Originally we had planned on going to Singapore for just two days but we ended up staying for 5. It was a break for us between diving in Sipadan and camping in New Zealand.  I had to recover from my allergic reaction to sea lice and the cold I had no doubt developed from the rain soaked boat ride back to Semporna.

Singapore isn’t cheap so finding a hotel under a 100 is a challenge. There are many hostels and although many seem clean, they are nothing more than boxes with beds in them and I needed some comfort after Seafest and diving. Ibis was about 137 dollars and although the room was tiny, it had everything we needed and was in a great location. Food cost us little as we either ate at food courts or got take away (as the Asians call it). We also caught a couple of movies (of course) for a very decent price.

Our big expense was Universal Studios. I know it seems strange to go there but what the hell, it was our holiday and I wanted to see if it was as good as the one in California.
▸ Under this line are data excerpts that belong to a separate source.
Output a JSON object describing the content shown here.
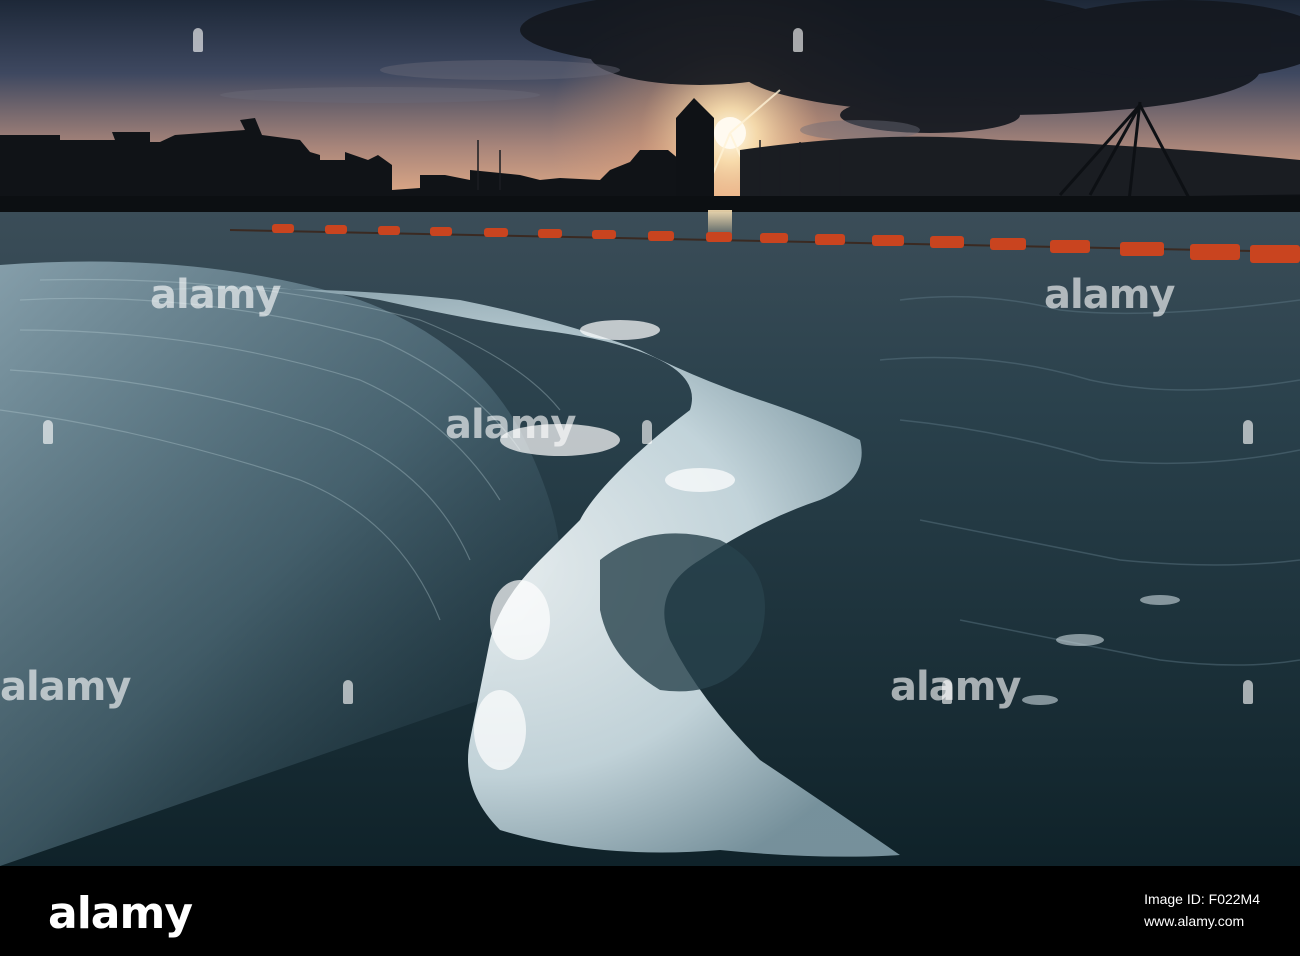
{
  "photo": {
    "subject": "river-barrage-sunset",
    "colors": {
      "sky_top": "#2c3a4f",
      "sky_horizon": "#e7a47a",
      "sun": "#fff5d6",
      "water_dark": "#16303a",
      "water_sheen": "#8aa8b4",
      "foam": "#e9f2f5",
      "buoys": "#d64a24",
      "silhouette": "#0e1216"
    }
  },
  "watermark": {
    "text": "alamy"
  },
  "footer": {
    "logo": "alamy",
    "image_id_label": "Image ID: F022M4",
    "site": "www.alamy.com"
  }
}
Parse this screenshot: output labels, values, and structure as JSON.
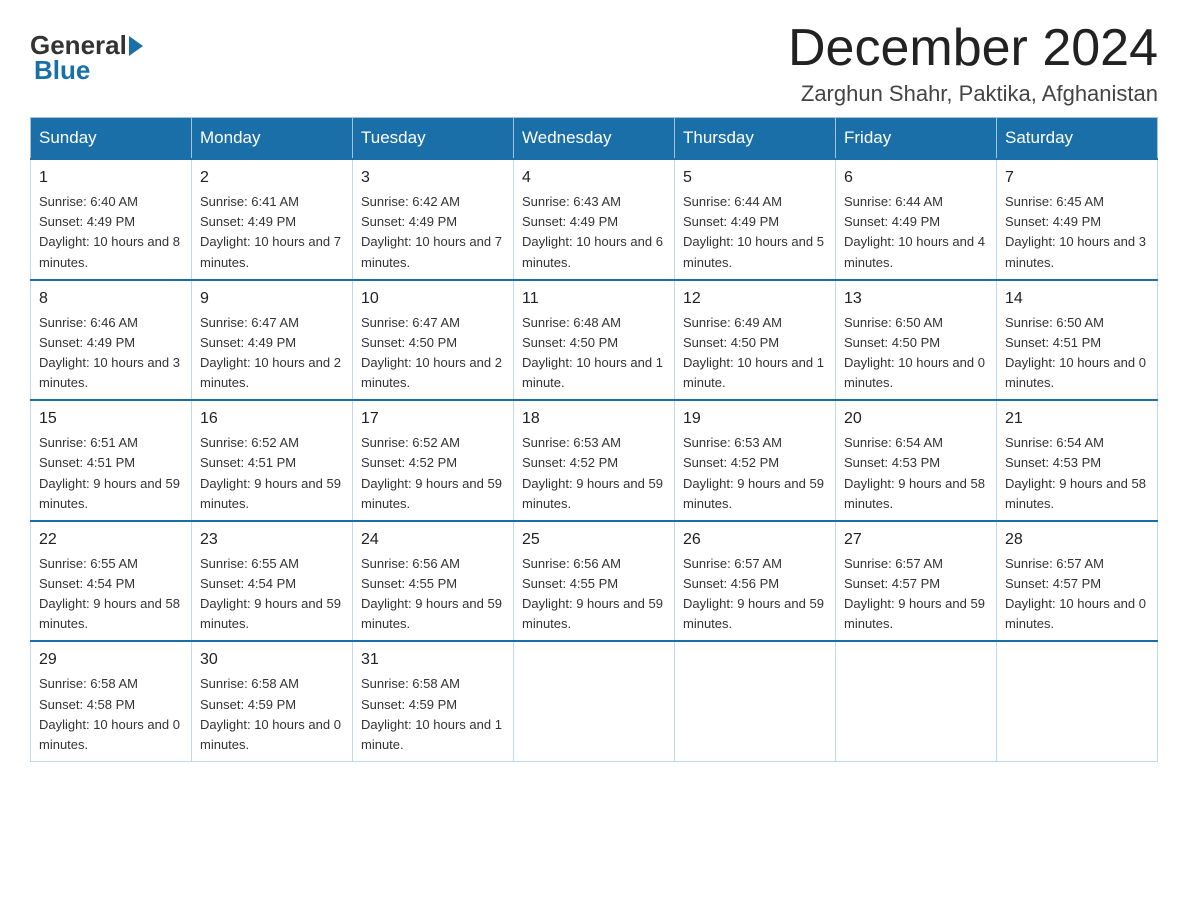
{
  "header": {
    "logo_general": "General",
    "logo_blue": "Blue",
    "month_title": "December 2024",
    "location": "Zarghun Shahr, Paktika, Afghanistan"
  },
  "weekdays": [
    "Sunday",
    "Monday",
    "Tuesday",
    "Wednesday",
    "Thursday",
    "Friday",
    "Saturday"
  ],
  "weeks": [
    [
      {
        "day": "1",
        "sunrise": "6:40 AM",
        "sunset": "4:49 PM",
        "daylight": "10 hours and 8 minutes."
      },
      {
        "day": "2",
        "sunrise": "6:41 AM",
        "sunset": "4:49 PM",
        "daylight": "10 hours and 7 minutes."
      },
      {
        "day": "3",
        "sunrise": "6:42 AM",
        "sunset": "4:49 PM",
        "daylight": "10 hours and 7 minutes."
      },
      {
        "day": "4",
        "sunrise": "6:43 AM",
        "sunset": "4:49 PM",
        "daylight": "10 hours and 6 minutes."
      },
      {
        "day": "5",
        "sunrise": "6:44 AM",
        "sunset": "4:49 PM",
        "daylight": "10 hours and 5 minutes."
      },
      {
        "day": "6",
        "sunrise": "6:44 AM",
        "sunset": "4:49 PM",
        "daylight": "10 hours and 4 minutes."
      },
      {
        "day": "7",
        "sunrise": "6:45 AM",
        "sunset": "4:49 PM",
        "daylight": "10 hours and 3 minutes."
      }
    ],
    [
      {
        "day": "8",
        "sunrise": "6:46 AM",
        "sunset": "4:49 PM",
        "daylight": "10 hours and 3 minutes."
      },
      {
        "day": "9",
        "sunrise": "6:47 AM",
        "sunset": "4:49 PM",
        "daylight": "10 hours and 2 minutes."
      },
      {
        "day": "10",
        "sunrise": "6:47 AM",
        "sunset": "4:50 PM",
        "daylight": "10 hours and 2 minutes."
      },
      {
        "day": "11",
        "sunrise": "6:48 AM",
        "sunset": "4:50 PM",
        "daylight": "10 hours and 1 minute."
      },
      {
        "day": "12",
        "sunrise": "6:49 AM",
        "sunset": "4:50 PM",
        "daylight": "10 hours and 1 minute."
      },
      {
        "day": "13",
        "sunrise": "6:50 AM",
        "sunset": "4:50 PM",
        "daylight": "10 hours and 0 minutes."
      },
      {
        "day": "14",
        "sunrise": "6:50 AM",
        "sunset": "4:51 PM",
        "daylight": "10 hours and 0 minutes."
      }
    ],
    [
      {
        "day": "15",
        "sunrise": "6:51 AM",
        "sunset": "4:51 PM",
        "daylight": "9 hours and 59 minutes."
      },
      {
        "day": "16",
        "sunrise": "6:52 AM",
        "sunset": "4:51 PM",
        "daylight": "9 hours and 59 minutes."
      },
      {
        "day": "17",
        "sunrise": "6:52 AM",
        "sunset": "4:52 PM",
        "daylight": "9 hours and 59 minutes."
      },
      {
        "day": "18",
        "sunrise": "6:53 AM",
        "sunset": "4:52 PM",
        "daylight": "9 hours and 59 minutes."
      },
      {
        "day": "19",
        "sunrise": "6:53 AM",
        "sunset": "4:52 PM",
        "daylight": "9 hours and 59 minutes."
      },
      {
        "day": "20",
        "sunrise": "6:54 AM",
        "sunset": "4:53 PM",
        "daylight": "9 hours and 58 minutes."
      },
      {
        "day": "21",
        "sunrise": "6:54 AM",
        "sunset": "4:53 PM",
        "daylight": "9 hours and 58 minutes."
      }
    ],
    [
      {
        "day": "22",
        "sunrise": "6:55 AM",
        "sunset": "4:54 PM",
        "daylight": "9 hours and 58 minutes."
      },
      {
        "day": "23",
        "sunrise": "6:55 AM",
        "sunset": "4:54 PM",
        "daylight": "9 hours and 59 minutes."
      },
      {
        "day": "24",
        "sunrise": "6:56 AM",
        "sunset": "4:55 PM",
        "daylight": "9 hours and 59 minutes."
      },
      {
        "day": "25",
        "sunrise": "6:56 AM",
        "sunset": "4:55 PM",
        "daylight": "9 hours and 59 minutes."
      },
      {
        "day": "26",
        "sunrise": "6:57 AM",
        "sunset": "4:56 PM",
        "daylight": "9 hours and 59 minutes."
      },
      {
        "day": "27",
        "sunrise": "6:57 AM",
        "sunset": "4:57 PM",
        "daylight": "9 hours and 59 minutes."
      },
      {
        "day": "28",
        "sunrise": "6:57 AM",
        "sunset": "4:57 PM",
        "daylight": "10 hours and 0 minutes."
      }
    ],
    [
      {
        "day": "29",
        "sunrise": "6:58 AM",
        "sunset": "4:58 PM",
        "daylight": "10 hours and 0 minutes."
      },
      {
        "day": "30",
        "sunrise": "6:58 AM",
        "sunset": "4:59 PM",
        "daylight": "10 hours and 0 minutes."
      },
      {
        "day": "31",
        "sunrise": "6:58 AM",
        "sunset": "4:59 PM",
        "daylight": "10 hours and 1 minute."
      },
      null,
      null,
      null,
      null
    ]
  ]
}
We caught the free shuttle bus across the street from our hotel and off we went.

We went on the Madagascar ride, the Mummy (which was as good as the one in California), watched the 4D Shrek movie, and best of all, did the Transformers ride. It was fantastic. The ride was a combination roller coaster with movie – it was as if you were actually involved in the action; a sort of 3D effect. Very cool.
We caught a few song and dance acts and I was serenaded by one of the singers – good fun.


Overall it was a fun few hours. Singapore is quite the city, fairly clean and easy to get around. We took the metro out to the marina and walked around. Here’s the Sands Resort.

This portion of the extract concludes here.